Die dritte Community, Diversity and Society, wird von Prof. Dr. Aladin El-Mafaalani, Prof. Dr. Isolde Karle und Prof. Dr. Nicolle Pfaff initiiert und vereint 18 Hochschullehrende aus den Geistes-, Gesellschafts- und Bildungswissenschaften. Ihr Hauptaugenmerk liegt auf der Diversitätsforschung und deren Bedeutung für Teilhabe, Anerkennung und Gerechtigkeit.

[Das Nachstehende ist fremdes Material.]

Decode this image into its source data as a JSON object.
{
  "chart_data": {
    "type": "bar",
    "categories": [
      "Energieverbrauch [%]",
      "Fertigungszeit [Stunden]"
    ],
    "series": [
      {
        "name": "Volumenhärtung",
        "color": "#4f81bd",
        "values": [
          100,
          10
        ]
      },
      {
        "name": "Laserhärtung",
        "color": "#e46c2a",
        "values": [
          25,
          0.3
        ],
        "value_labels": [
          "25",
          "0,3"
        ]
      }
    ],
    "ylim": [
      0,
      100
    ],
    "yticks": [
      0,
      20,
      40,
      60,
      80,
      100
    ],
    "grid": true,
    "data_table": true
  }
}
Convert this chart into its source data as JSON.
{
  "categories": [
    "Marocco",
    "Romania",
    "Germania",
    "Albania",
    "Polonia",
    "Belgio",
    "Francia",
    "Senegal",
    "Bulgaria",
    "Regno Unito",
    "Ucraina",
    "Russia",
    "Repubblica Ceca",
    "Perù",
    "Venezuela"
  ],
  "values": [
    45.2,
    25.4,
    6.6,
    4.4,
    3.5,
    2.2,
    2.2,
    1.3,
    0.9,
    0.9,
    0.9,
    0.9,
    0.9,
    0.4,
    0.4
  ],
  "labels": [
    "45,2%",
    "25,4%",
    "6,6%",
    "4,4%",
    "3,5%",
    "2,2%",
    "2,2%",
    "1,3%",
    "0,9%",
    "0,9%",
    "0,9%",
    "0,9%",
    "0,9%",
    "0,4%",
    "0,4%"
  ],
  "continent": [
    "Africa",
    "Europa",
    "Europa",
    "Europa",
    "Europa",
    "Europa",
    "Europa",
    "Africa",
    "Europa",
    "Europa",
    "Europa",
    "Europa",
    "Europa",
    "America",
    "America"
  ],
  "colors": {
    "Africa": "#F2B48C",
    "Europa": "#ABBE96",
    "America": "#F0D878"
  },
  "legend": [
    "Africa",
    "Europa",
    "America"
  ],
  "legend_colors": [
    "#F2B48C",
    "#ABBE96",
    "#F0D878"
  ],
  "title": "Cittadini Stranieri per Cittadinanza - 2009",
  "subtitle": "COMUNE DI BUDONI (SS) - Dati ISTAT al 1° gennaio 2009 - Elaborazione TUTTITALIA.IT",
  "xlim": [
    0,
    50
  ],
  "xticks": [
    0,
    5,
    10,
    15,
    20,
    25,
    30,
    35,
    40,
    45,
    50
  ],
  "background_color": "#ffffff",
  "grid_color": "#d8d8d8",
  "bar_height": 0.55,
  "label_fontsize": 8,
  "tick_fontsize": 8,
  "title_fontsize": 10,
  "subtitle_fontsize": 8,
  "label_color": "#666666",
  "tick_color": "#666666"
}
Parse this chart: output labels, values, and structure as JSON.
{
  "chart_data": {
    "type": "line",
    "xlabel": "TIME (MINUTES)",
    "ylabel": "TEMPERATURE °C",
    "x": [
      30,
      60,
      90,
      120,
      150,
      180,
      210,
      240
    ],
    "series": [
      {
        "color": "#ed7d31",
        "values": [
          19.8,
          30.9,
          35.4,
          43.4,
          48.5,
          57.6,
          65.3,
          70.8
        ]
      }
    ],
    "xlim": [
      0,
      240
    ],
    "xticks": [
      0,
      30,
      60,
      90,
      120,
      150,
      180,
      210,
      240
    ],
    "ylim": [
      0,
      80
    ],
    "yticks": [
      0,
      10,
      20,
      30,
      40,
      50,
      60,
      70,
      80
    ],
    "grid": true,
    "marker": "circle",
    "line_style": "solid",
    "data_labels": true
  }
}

Thematische Schwerpunkte dieser Community sind Bildungsgerechtigkeit, Migration, Inklusion, religiöse Vielfalt, Diskriminierung, Rassismus sowie gesellschaftliche Polarisierung.

Ein besonderes Augenmerk wird auf die Geschlechterforschung gelegt, um die Förderung des Themas in der Lehre durch innovative Formate wie das „Zertifikatsprogramm Diversität und Gender“ zu stärken. Durch diese Maßnahmen soll nicht nur das Bewusstsein für Diversitätsfragen geschärft, sondern auch die wissenschaftliche Auseinandersetzung intensiviert werden.

Insgesamt bieten die neu gegründeten Research Communities eine vielversprechende Grundlage für eine tiefere Auseinandersetzung mit den relevanten Herausforderungen der Zukunft, die für die UA Ruhr sowie die Gesellschaft von großer Bedeutung sind. Diese Initiativen könnten sowohl die akademische Landschaft als auch die Bildungs- und Gesellschaftspolitik nachhaltig beeinflussen.